Social online networking need not be solely for students. Lucy Gray discussed the positive opportunities that social networking has for teachers and how the sharing of such resources can strongly enhance an educators professional development. The development of a personal learning network for educators is a powerful tool and a first step in understanding the worlds our students encounter on a daily basis when they are not in school. The use of Twitter and other types of social networking connect teachers from all areas of the world and unite them in a common discussion rich in the sharing of resources. Student book reviews are no longer stagnant when students from other parts of the world comment on posts via blogs or twitter. Historical character studies become real when students reenact their lives via profile creations on Twitter. Finding opportunities to bring these tools into the classroom to enhance learning can provide engaging and authentic experiences for our students.
We have an obligation to our students to introduce them to a 21st Century global world through tools and applications that connect one another. This idea is often regarded as a fearful one by school districts because it opens the doors of our schools to the outside world. Often our school policies around the use of technology perpetrate this fear. Acceptable Use Policies are developed to provide a safety net surrounding this fear. Perhaps the most forward idea I heard at the Leadership Bootcamp came from Scott McLeod when he proposed doing away with Acceptable Use Policies and, instead, using the school discipline code to deal with problematic issues arising from the use of technology. After all, these types of disturbance are disciplinary in nature and should be treated as such.
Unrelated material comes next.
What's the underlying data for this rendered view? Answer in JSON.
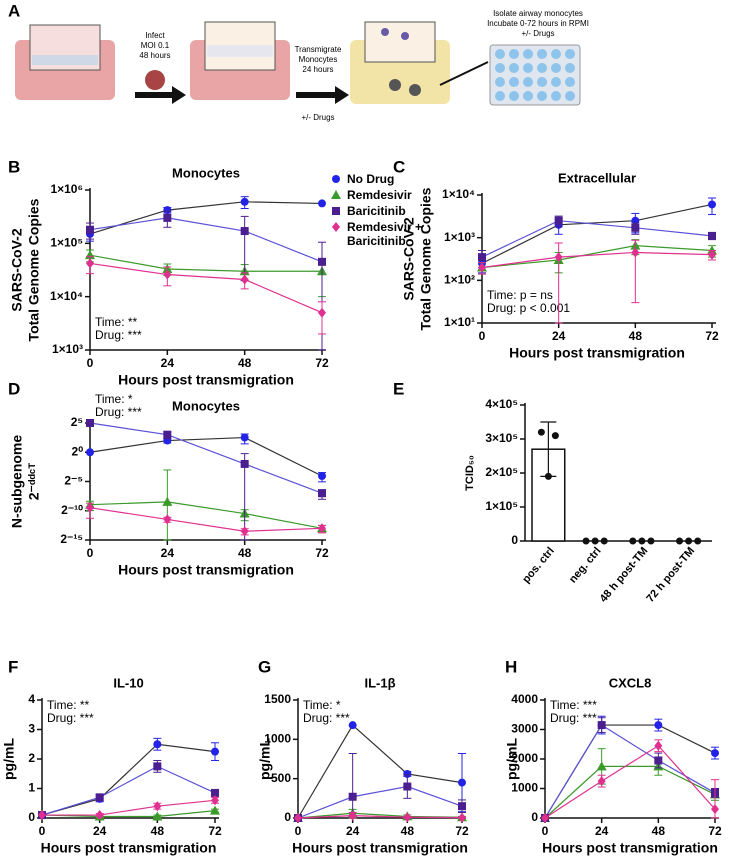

He suggested many school districts treated issues arising from the use of technology with a prohibition-type approach instead a Driving Under the Influence (DUI) approach. The prohibition approach denies the activity. For example, a ban on social networking by a school. The DUI approach puts mechanisms in place that deal with the small percentage of the population that have trouble following the law or rule. Prohibition failed in the 20th century and has no place in 21st Century schools.
Chris Lehman challenged us with a thought - "What if high school were not preparation for real life, what if high school was real life?" Ideas must live in practice. We must build systems and structures that reflect this vision if education is to succeed.